While the invasion in 2003 and the shortsighted policies by the U.S. disbanding the Iraqi army and propping up the sectarian rule of Nouri al-Maliki, opened the door for Iranian meddling and militia-building in Iraq, ISIS has invited a more aggressive role for Iran along the Euphrates.

“Iran has taken full advantage of the collapse of the Iraqi army in Mosul” says Phillip Smyth, a researcher at the University of Maryland and author of a policy paper on Shiite Jihad. The rise of ISIS as an existential threat to Shiites whom it considers heretics and apostates, drove many in that community to carry arms and defend themselves while the Iraqi state continued to crumble. Grand Ayatollah Ali Sistani’s Fatwa last summer “to defend the country, its people, the honor of its citizens, and its sacred places” was exploited to set the stage for the formation of the Popular Mobilization Forces, made up of disciplined Shiite recruits and a much smaller component of Sunni tribal and Kurdish forces.

Smyth sees Iranian influence in funding, training and equipping Shiite militias at an all time high. He estimates the number of Shiite militia fighters in Iraq today between 70,000 100,000, a volume that “is both astounding and strategic to the way that Iran has constructed them.” The expert sees Iran as player whose influence is only rising in Iraq, “they run ministries in Iraq today with their own security apparatus.” This new dynamic was front and center in appointing Mohammad Ghabban from the Iranian funded militia Badr as the new Iraqi interior minister.
U.S. concerned but constrained

In his hearing yesterday, Dempsey voiced concern over the role of Shiite militias in Tikrit battle and in Iraq at large. The U.S. army general told the Senate Foreign Relations Committee: “We are all concerned about what happens after the drums stop beating and ISIS is defeated, and whether the government of Iraq will remain on a path to provide an inclusive government for all of the various groups within it.”

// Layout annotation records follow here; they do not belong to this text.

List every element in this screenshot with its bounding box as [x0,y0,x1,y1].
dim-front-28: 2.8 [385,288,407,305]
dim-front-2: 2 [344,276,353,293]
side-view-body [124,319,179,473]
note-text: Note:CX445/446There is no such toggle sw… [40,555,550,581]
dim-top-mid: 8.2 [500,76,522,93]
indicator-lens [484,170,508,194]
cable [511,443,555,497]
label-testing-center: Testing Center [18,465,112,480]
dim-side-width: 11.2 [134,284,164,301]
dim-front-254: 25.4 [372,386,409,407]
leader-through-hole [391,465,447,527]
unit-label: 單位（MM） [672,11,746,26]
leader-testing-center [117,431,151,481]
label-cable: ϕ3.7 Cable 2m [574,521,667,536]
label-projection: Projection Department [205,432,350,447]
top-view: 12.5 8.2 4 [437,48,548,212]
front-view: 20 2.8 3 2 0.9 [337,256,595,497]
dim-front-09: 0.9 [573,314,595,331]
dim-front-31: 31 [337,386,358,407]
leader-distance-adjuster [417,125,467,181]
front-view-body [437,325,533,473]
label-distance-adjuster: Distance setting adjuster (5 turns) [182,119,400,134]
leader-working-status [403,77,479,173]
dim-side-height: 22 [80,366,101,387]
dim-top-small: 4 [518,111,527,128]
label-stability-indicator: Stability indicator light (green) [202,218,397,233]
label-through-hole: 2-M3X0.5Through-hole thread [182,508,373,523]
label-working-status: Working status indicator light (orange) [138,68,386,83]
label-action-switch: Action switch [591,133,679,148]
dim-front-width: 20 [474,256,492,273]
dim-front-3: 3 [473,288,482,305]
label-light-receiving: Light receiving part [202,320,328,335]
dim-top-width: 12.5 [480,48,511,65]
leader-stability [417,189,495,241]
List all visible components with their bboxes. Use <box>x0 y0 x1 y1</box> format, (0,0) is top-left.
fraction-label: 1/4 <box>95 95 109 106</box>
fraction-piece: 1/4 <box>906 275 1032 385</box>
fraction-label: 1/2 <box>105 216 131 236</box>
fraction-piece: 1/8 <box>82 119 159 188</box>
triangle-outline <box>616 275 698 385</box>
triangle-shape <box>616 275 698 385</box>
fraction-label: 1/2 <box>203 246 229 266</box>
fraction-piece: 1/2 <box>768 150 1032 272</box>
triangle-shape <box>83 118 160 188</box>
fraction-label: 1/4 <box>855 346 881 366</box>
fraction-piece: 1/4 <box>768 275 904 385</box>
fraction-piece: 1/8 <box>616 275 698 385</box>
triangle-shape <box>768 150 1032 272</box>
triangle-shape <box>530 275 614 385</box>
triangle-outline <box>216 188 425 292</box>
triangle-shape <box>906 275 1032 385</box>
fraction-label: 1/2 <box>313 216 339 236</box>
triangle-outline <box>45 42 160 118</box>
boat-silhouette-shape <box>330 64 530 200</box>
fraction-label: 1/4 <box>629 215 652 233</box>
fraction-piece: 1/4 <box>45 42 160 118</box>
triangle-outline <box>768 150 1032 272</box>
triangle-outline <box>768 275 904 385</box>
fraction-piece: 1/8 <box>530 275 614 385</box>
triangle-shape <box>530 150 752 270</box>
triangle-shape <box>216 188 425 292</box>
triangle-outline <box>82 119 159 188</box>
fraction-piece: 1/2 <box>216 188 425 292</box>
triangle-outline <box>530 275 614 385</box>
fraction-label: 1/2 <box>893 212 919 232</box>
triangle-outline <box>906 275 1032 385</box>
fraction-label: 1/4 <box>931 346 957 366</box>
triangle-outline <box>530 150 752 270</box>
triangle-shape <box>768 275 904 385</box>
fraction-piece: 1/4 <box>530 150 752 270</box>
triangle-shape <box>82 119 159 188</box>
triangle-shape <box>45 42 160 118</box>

Statements of concern and policy reviews aside, Washington’s hands are tied politically and militarily in countering Iranian influence in Iraq. Smyth explains that the U.S. by eying a “light military footprint in Iraq has set limits on its influence, and has little say of how and who should fight ISIS on the ground.” While the Obama administration is pursuing a parallel structure of Sunni trained “ National Guard” force to take on ISIS, neither the Iraqi government nor these tribes who have visited Washington recently promise a fast execution of such plan anytime soon.

The U.S. increasingly finds its hands tied in Iraq, blindsided by an Iranian-Iraqi offensive in Tikrit and a lame duck government in Baghdad. In this context, the Tikrit battle will “greatly impede U.S. strategy” says Smyth in potentially alienating more Sunnis, and blocking a political path for an inclusive plan to fight ISIS. It was the political marginalization of Sunni Iraqis after all from the beginning of the Iraqi war in 2003 till today that set the stage for the notorious al-Qaeda affiliated groups and then ISIS. Absent of a strategy that addresses this Sunni marginalization and the political malignancy in Iraq, the ISIS phenomenon will unlikely disappear.

For now, Iran’s “Shadow Commander” Suleimani will relish in victorious moments in Tikrit and beyond, only few miles from where his former arch-foe Saddam Hussein is buried and with him the old order of Iraq.